Ladji est un jeune malien de vingt ans qui nourrit de grandes ambitions mais qui, comme la plupart des jeunes africains, n’a pas de travail. N'ayant pas réussi à obtenir un poste de chauffeur, il décide de rejoindre le monde du crime en convoyant de la cocaïne. Si cette histoire est une fiction, c’est sur la réalité de la vie en Afrique de l’Ouest, et au Mali en particulier, que le réalisateur Daouda Coulibaly a puisé sa matière pour son premier long-métrage.

L’idée du film est née dit-il lors "de la lecture d’un article de presse sur le trafic de drogue en Afrique de l’Ouest. Après un peu d’investigation, j’ai pris conscience de l’ampleur du phénomène. D’instinct, je me suis demandé ce que ce trafic pourrait bien présager." Un coup de maître pour son premier essai. Il emprunte les codes de la fiction occidentale moderne, mais ancrée dans les réalités des pays africains. En ce sens, il rappelle le film du congolais Djo Tunda Wa Munga, "Viva Riva !".

"Wulu" est un thriller efficace et, au-delà de l’ascension d’un jeune dealer dans la ville de Bamako, c’est toute l’histoire récente du Mali qui est racontée. Le trafic de drogue est un véritable tabou dans ce pays. Et pourtant, il est à la convergence de plusieurs faits expliquant la corruption des politiques, des douaniers, des élites et des jihadistes.
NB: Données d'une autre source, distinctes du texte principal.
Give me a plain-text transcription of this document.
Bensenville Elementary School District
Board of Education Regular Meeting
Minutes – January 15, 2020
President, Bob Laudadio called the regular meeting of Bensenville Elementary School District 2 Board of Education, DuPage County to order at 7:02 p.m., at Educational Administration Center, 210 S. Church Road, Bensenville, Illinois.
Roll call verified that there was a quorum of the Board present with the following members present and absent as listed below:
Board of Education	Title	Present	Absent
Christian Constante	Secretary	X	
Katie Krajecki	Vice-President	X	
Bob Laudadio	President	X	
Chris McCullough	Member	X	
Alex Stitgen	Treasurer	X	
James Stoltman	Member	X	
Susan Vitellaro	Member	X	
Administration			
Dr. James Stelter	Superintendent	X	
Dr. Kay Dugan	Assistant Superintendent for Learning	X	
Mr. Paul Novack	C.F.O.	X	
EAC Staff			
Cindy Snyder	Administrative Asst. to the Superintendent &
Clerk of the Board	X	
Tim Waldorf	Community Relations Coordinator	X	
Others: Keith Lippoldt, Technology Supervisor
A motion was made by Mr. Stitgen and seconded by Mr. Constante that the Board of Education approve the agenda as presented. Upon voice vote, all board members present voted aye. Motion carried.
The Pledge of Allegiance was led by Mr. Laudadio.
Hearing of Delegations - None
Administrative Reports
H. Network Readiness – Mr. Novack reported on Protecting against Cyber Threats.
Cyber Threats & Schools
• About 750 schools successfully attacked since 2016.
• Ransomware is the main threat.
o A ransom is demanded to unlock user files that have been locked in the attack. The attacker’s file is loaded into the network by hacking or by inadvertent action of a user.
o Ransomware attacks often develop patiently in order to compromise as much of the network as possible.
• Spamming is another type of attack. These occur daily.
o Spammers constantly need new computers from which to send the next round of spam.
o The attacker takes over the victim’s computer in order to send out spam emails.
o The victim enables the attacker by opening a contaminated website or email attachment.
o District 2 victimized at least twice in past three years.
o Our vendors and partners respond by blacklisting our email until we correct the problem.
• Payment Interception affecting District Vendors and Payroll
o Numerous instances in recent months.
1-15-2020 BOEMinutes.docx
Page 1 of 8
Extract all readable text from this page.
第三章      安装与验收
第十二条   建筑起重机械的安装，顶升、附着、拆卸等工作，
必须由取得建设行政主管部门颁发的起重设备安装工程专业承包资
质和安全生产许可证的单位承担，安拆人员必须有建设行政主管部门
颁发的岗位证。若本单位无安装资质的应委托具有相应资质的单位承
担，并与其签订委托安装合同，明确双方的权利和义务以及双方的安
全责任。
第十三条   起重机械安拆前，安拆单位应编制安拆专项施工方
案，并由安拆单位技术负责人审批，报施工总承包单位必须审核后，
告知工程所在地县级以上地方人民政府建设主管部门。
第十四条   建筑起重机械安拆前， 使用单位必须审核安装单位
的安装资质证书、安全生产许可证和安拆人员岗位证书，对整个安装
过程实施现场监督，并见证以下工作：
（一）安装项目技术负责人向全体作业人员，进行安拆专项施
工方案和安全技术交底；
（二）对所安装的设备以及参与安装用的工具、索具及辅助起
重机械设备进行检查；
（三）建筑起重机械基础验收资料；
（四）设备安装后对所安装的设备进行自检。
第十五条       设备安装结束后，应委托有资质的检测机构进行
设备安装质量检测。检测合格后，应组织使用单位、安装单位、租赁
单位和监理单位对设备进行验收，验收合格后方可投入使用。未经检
Ce monde violent, Daouda Coulibaly le traduit à l’écran sans jamais trahir aucune localité africaine, ni aucun habitant. Les décors, souvent naturels, vous plongent dans les villes vivantes et diverses. Les bidonvilles comme les beaux quartiers, les jolies maisons et les hôtels chics, l’idée étant de sortir des clichés souvent accolés aux pays africains, souvent dépeint comme des agrégats de villages.

"Wulu" parle d’une Afrique moderne, urbaine, pauvre, ingénieuse tout en restant ancrée dans ses traditions, car il est tout autant question d’ascension dans le monde de la drogue que d’élévation spirituelle. Le jeune Ladji accomplit toutes ses tâches avec une intelligence et une ardeur qui forcent le respect. Intelligence dont on déplore le gâchis.

Ibrahima Koma, meilleur interprète masculin du Fespaco

l'acteur qui incarne magistralement ce rôle de dealer mutique et charismatique est le franco-malien Ibrahima koma. Sa performance a d’ailleurs été remarquée au Fespaco, où il a décroché le prix du meilleur interprète masculin. Il campe un jeune homme qui, pour obéir à son devoir, va jusqu’au bout de ses promesses, même les plus intenables. Le casting est brillant. Et Coulibaly a un talent rare pour débusquer le talent là où il se trouve.

C'est ainsi que la chanteuse malienne Inna Modja campe un rôle inattendu, celui d'une prostituée désabusée et vénale. Un film qui a séduit le public burkinabè lors du Fespaco.